LA F.M.S.I. RISPONDE ALL’ANTITRUST – No alle liberalizzazioni quando c’è di mezzo la salute
No alle liberalizzazioni quando c’è di mezzo la salute
L’Autorità Garante della Concorrenza e del Mercato (AGCM), lo scorso 28 aprile, ha formulato alcune osservazioni per la tutela della concorrenza e del mercato in merito all’attività di rilascio, da parte dei professionisti medici, della certificazione attestante l’idoneità alla pratica di attività sportiva di tipo non agonistico.
Come è noto, in base alle Legge 30 ottobre 2013, n. 125, possono rilasciare questo certificato i Medici di Medicina Generale e i Pediatri di libera scelta per i propri assistiti, i Medici specialisti in Medicina dello Sport e i Soci della Federazione Medico Sportiva Italiana. E questo provocherebbe – a detta dell’Antitrust – una distorsione del mercato e della concorrenza, poiché sarebbero escluse da questa specifica attività tutte le altre categorie di Medici. L’AGCM, in particolare, sostiene che le attività da espletare per il rilascio del certificato sportivo non agonistico non siano attività per cui è richiesta una particolare specializzazione e, per tal motivo, richiede che questa facoltà venga concessa, proprio ai fini di un abbassamento dei costi, a tutte le categorie di Medici a prescindere dalle loro conoscenze specialistiche.
A nostro parere, la posizione dell’Antitrust non è condivisibile poiché si basa su valutazioni di carattere strettamente concorrenziale. La materia coinvolta, prima ancora che la concorrenza, è infatti il diritto alla salute: un diritto sancito dalla nostra carta costituzionale. Non vi è dubbio che qualsiasi Medico disponga delle conoscenze di base proprie del settore sanitario. È però altrettanto evidente che l’acquisizione di una determinata specializzazione e, soprattutto, la relativa pratica nel corso dell’attività costituiscono un elemento differenziale rispetto a qualsiasi altro soggetto pur laureato in medicina.
Ci limitiamo, al riguardo, a due considerazioni. La prima riguarda proprio i soggetti destinatari della certificazione non agonistica che sono essenzialmente gli stessi del D.M. del 1983 – e cioè i tesserati alle Federazioni del CONI e agli Enti di Promozione riconosciuti CONI – in età non ancora agonistica o superiore alla stessa, stabilita dalle Federazioni per legge; e non già i praticanti delle palestre, dei corsi di nuoto, etc, per i quali vale la certificazione all’attività ludico-motoria. La seconda riguarda l’elemento fondamentale della visita medico-sportiva che non è la mera acquisizione dei dati – che può essere compiuta persino da soli tramite strumenti di rilevazione – bensì la relativa valutazione.

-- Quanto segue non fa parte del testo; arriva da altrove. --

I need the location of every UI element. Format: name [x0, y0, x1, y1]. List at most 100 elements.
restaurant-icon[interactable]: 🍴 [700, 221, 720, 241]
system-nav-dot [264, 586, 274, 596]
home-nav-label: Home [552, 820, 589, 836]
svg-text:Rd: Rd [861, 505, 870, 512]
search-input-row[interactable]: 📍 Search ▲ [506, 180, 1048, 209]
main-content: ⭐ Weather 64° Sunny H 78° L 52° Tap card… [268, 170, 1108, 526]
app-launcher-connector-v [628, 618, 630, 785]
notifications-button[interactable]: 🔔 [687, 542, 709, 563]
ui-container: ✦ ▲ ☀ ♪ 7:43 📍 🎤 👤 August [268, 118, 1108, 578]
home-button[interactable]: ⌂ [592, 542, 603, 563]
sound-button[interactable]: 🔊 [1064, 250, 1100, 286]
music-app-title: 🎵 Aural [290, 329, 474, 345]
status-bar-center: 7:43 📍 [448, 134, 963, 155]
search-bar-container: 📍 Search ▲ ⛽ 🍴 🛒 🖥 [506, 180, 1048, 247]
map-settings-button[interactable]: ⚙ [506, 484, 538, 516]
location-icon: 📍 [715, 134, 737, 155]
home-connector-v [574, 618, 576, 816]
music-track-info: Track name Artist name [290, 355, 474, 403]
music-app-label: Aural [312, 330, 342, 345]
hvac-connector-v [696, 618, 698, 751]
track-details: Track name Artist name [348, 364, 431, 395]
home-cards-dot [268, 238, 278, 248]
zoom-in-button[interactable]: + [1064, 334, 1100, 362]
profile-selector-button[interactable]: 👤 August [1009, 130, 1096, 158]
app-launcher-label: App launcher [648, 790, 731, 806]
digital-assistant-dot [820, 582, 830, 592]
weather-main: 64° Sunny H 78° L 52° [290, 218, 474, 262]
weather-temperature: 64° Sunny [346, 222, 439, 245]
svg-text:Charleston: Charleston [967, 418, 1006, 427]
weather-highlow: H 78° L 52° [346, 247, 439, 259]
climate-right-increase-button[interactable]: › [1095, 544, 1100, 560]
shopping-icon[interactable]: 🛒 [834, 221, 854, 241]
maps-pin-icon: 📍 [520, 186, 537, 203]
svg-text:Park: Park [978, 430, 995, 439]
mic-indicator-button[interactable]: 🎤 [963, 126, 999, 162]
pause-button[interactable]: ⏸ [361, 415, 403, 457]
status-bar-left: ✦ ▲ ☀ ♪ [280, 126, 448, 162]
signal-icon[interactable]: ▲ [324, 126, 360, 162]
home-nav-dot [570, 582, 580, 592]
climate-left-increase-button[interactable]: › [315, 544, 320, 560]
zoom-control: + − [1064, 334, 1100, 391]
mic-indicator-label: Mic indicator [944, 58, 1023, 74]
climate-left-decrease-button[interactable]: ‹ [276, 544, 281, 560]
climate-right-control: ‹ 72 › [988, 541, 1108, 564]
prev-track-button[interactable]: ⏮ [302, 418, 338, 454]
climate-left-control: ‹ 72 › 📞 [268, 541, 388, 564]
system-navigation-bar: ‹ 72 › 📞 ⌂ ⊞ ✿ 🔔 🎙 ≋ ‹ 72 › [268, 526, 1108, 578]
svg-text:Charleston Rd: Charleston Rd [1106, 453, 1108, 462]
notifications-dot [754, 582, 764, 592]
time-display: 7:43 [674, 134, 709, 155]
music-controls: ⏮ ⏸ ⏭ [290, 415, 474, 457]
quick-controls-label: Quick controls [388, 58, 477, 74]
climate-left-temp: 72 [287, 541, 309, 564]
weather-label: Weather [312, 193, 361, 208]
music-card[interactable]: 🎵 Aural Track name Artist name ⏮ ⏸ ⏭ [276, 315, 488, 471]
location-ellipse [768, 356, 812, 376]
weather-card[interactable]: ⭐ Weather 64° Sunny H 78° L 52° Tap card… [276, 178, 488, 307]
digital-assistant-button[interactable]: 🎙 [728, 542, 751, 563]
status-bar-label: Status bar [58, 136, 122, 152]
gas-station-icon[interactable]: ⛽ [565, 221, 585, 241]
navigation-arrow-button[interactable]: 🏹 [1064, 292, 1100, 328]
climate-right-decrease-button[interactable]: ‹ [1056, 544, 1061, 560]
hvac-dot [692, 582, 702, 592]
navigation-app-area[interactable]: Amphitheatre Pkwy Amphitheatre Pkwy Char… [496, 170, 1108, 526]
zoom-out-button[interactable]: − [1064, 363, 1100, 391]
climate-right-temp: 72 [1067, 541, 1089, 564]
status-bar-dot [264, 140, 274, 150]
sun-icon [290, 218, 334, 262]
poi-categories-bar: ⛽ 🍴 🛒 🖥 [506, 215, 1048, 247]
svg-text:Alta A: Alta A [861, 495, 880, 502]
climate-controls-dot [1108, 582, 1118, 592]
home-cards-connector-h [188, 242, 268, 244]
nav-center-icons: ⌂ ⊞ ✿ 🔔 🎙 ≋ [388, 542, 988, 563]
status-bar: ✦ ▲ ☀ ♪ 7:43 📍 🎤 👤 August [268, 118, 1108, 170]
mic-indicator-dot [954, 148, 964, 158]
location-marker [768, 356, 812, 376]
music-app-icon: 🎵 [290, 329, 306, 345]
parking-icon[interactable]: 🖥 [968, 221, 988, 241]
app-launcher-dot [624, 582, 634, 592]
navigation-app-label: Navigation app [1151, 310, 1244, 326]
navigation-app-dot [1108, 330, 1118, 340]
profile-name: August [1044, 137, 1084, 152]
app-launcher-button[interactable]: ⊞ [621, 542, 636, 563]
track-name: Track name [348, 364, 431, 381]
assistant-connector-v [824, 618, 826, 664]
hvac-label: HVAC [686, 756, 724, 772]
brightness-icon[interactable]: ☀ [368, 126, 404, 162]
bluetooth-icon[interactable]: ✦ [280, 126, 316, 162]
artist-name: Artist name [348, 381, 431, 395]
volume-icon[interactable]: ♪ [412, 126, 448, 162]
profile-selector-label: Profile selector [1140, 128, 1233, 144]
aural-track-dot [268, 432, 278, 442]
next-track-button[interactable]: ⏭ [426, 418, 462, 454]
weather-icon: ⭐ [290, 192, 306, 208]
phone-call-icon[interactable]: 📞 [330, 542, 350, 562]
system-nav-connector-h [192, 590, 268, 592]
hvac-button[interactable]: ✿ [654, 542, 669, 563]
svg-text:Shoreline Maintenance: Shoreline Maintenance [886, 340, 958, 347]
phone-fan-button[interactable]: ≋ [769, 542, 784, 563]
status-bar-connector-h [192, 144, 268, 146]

Ed è proprio nella fase della valutazione, imprudentemente svalutata dall’Antitrust, che entrano in gioco quel patrimonio di conoscenze che sta alla base della corretta scelta del legislatore di riservare solo a determinati professionisti il rilascio di idoneità sportiva. Proprio tenendo in opportuna considerazione le argomentazioni di cui sopra, la Legge 125/2013 segue una precisa logica nello stabilire quali siano le categorie mediche abilitate al rilascio del certificato sportivo non agonistico: i Medici di Medicina Generale e i Pediatri di libera scelta, perché conoscono bene i loro assistititi e la loro anamnesi familiare; gli Specialisti in Medicina dello Sport per competenza; i Medici della FMSI che sono Specialisti in Medicina dello Sport o specialisti di altre specialità affini e che, in questo ultimo caso, sono tenuti a svolgere corsi di formazione specifici ed esami di valutazione per l’ottenimento del tesseramento alla FMSI, nonché corsi di aggiornamento e formazione continua su tematiche sia mediche che legislative CONI.
In sostanza, l’Autorità Garante della Concorrenza e del Mercato propone un modello del mercato interessato nel quale, nel nome di un indiscriminato ribasso dei costi, che mal si addice ad un settore così delicato come è quello della prevenzione della salute nell’attività sportiva, non si presta adeguata tutela al valore della salute.